SBF: An Effective Representation to Augment Skeleton for Video-based Human Action Recognition
This work addresses limitations in skeleton-based action recognition for computer vision applications, offering an incremental improvement by enhancing existing pipelines without extra annotation.
The paper tackles the problem of video-based human action recognition by augmenting skeleton data with a new representation called Scale-Body-Flow (SBF) to capture depth, body contour, and human-object interactions, resulting in significantly higher accuracy compared to skeleton-only approaches.

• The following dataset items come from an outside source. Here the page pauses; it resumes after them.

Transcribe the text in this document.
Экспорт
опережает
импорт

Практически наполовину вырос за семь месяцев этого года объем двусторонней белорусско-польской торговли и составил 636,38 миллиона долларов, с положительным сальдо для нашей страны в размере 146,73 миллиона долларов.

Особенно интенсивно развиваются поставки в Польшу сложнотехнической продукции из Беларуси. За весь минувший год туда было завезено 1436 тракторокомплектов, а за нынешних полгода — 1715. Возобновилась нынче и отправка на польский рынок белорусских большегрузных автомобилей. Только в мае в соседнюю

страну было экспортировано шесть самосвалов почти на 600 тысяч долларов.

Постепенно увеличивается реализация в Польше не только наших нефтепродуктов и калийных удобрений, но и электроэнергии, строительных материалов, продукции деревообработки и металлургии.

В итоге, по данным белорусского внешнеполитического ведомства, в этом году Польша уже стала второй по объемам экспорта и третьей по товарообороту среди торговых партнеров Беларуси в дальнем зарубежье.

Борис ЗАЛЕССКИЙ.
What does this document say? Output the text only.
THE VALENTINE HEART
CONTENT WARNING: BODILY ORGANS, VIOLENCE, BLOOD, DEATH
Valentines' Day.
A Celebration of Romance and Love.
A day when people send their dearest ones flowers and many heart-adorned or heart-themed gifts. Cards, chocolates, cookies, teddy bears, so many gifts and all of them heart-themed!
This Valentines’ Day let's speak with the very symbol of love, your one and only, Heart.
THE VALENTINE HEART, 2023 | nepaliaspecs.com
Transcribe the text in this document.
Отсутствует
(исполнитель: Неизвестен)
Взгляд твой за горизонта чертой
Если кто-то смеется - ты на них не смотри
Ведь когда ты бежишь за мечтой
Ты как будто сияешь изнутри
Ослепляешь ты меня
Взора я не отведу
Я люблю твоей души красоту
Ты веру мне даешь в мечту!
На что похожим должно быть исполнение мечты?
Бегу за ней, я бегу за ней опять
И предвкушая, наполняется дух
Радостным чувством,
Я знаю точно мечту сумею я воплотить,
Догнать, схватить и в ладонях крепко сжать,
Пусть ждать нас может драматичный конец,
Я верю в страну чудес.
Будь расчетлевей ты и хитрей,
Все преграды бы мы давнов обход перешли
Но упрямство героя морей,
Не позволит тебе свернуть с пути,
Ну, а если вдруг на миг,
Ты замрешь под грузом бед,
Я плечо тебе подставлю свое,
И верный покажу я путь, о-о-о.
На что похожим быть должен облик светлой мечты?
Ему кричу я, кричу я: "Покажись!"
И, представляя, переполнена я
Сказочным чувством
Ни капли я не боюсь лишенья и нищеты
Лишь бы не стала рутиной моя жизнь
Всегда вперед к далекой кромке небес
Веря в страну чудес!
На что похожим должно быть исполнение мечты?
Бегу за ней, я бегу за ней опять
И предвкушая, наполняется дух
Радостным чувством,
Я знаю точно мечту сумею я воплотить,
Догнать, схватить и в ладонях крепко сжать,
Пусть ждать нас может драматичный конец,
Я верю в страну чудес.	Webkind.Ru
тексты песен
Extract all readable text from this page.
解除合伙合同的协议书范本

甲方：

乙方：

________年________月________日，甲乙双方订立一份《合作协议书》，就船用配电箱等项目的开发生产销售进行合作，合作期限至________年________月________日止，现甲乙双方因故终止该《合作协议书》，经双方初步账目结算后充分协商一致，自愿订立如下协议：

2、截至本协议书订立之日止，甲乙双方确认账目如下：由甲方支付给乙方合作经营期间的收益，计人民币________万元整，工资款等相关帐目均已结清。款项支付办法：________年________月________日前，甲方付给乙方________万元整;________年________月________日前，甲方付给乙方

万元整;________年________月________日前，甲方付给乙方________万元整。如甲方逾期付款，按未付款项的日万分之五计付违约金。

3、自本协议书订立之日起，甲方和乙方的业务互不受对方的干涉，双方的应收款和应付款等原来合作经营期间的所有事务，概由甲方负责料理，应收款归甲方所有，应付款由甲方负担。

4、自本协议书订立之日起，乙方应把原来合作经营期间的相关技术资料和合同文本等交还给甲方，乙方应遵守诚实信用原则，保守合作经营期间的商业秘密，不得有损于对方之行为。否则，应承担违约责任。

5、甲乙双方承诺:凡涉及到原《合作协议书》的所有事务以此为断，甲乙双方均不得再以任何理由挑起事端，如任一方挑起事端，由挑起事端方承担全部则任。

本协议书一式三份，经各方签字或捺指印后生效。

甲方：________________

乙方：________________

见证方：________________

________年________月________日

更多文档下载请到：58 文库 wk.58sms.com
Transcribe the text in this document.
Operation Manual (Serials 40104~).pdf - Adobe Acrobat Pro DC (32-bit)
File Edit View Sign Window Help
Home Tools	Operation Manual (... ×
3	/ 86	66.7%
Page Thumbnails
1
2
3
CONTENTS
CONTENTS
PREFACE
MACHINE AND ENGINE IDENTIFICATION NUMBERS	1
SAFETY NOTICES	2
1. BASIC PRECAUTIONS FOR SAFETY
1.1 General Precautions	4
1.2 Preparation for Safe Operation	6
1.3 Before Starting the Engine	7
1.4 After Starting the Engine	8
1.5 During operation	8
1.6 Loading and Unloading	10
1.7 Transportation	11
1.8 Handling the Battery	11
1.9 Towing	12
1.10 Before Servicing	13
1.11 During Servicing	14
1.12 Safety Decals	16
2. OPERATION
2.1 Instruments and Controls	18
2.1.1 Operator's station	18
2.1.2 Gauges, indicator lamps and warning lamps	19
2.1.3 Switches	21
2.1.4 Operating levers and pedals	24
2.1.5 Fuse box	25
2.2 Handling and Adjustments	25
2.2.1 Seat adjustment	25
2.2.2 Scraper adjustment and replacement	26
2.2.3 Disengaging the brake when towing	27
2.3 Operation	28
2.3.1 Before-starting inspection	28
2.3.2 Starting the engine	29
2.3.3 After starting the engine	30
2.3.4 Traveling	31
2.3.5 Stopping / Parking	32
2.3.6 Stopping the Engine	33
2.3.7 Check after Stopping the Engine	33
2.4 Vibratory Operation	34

Many modern video-based human action recognition (HAR) approaches use 2D skeleton as the intermediate representation in their prediction pipelines. Despite overall encouraging results, these approaches still struggle in many common scenes, mainly because the skeleton does not capture critical action-related information pertaining to the depth of the joints, contour of the human body, and interaction between the human and objects. To address this, we propose an effective approach to augment skeleton with a representation capturing action-related information in the pipeline of HAR. The representation, termed Scale-Body-Flow (SBF), consists of three distinct components, namely a scale map volume given by the scale (and hence depth information) of each joint, a body map outlining the human subject, and a flow map indicating human-object interaction given by pixel-wise optical flow values. To predict SBF, we further present SFSNet, a novel segmentation network supervised by the skeleton and optical flow without extra annotation overhead beyond the existing skeleton extraction. Extensive experiments across different datasets demonstrate that our pipeline based on SBF and SFSNet achieves significantly higher HAR accuracy with similar compactness and efficiency as compared with the state-of-the-art skeleton-only approaches.